Gallagher also testified the fire started in a “flat, horizontal area,” which Nichols said “was a bit shocking considering the photos … show the area of the fire was anything but flat.”

She said she found it “troubling” that the court had been under the impression after the DA’s questioning of Gallagher that he was “on top of the ledge and doing the investigation himself,” when, in fact, cross examination made it clear Gallagher used a telephoto lens and binoculars to observe the area from roughly 50 feet away.

“He testified that he was able to get a clear view and determine micro and macro indicators at the point of origin, but yet he later clarified that neither he nor the other investigators were able to get to the point of ignition,” Nichols said. “In another breath, he said it was flat.”

Instead of arson, she said all the evidence points to the fire being started recklessly.

“There is no evidence to support the conclusion that a reasonable person would find it highly probable that the firework would explode in the water and then send sparks up and out of the water 25 to 35 feet up a nearly vertical rock ledge,” Nichols said, “and that would be accomplished with somewhere between 10 and 15 witnesses and his wife and children standing next to him.”

Gallagher has been employed by Cal Fire since 1980 and has investigated about 1,000 fires – 200 of those in his current capacity as a fire origin investigator.

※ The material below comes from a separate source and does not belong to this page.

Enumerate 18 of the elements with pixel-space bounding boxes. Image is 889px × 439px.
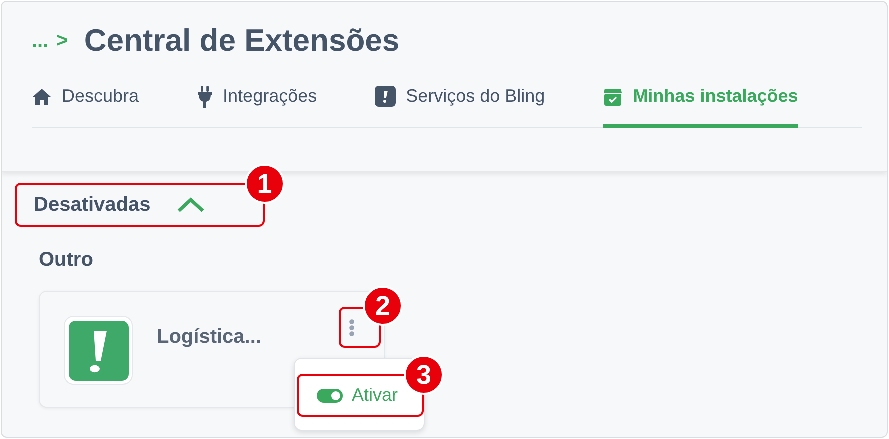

He has testified in about six different cases as a fire origin expert, with four of them being arson and the other two caused by negligence.

When contacted for a comment on Gallagher, Cal Fire public information officer Daniel Berlant said, “We still don’t want to comment on the ongoing litigation while the District Attorney makes their decision of what the next step is.”

“Our investigation is complete and is with them,” Berlant said, “so we don’t want to say or do anything to impact their ability to prosecute this case.”

The DA’s office did not return a message seeking comment on Tuesday.

“They are reevaluating their case at this time, I think,” Leupp said.

He said Mason is looking forward to getting back to work – he had been employed by a “major retailer” for the past six years – and that he is remorseful for what happened.

“Certainly the place where the fire occurred is a place where he went with his family and friends many, many times. It was an area that he enjoyed,” Leupp said when asked whether Mason was sorry about what happened. “He was very sorry about the fire and he was incredibly remorseful, and the officer testified at the preliminary hearing that the young man was very, very remorseful for what had happened.”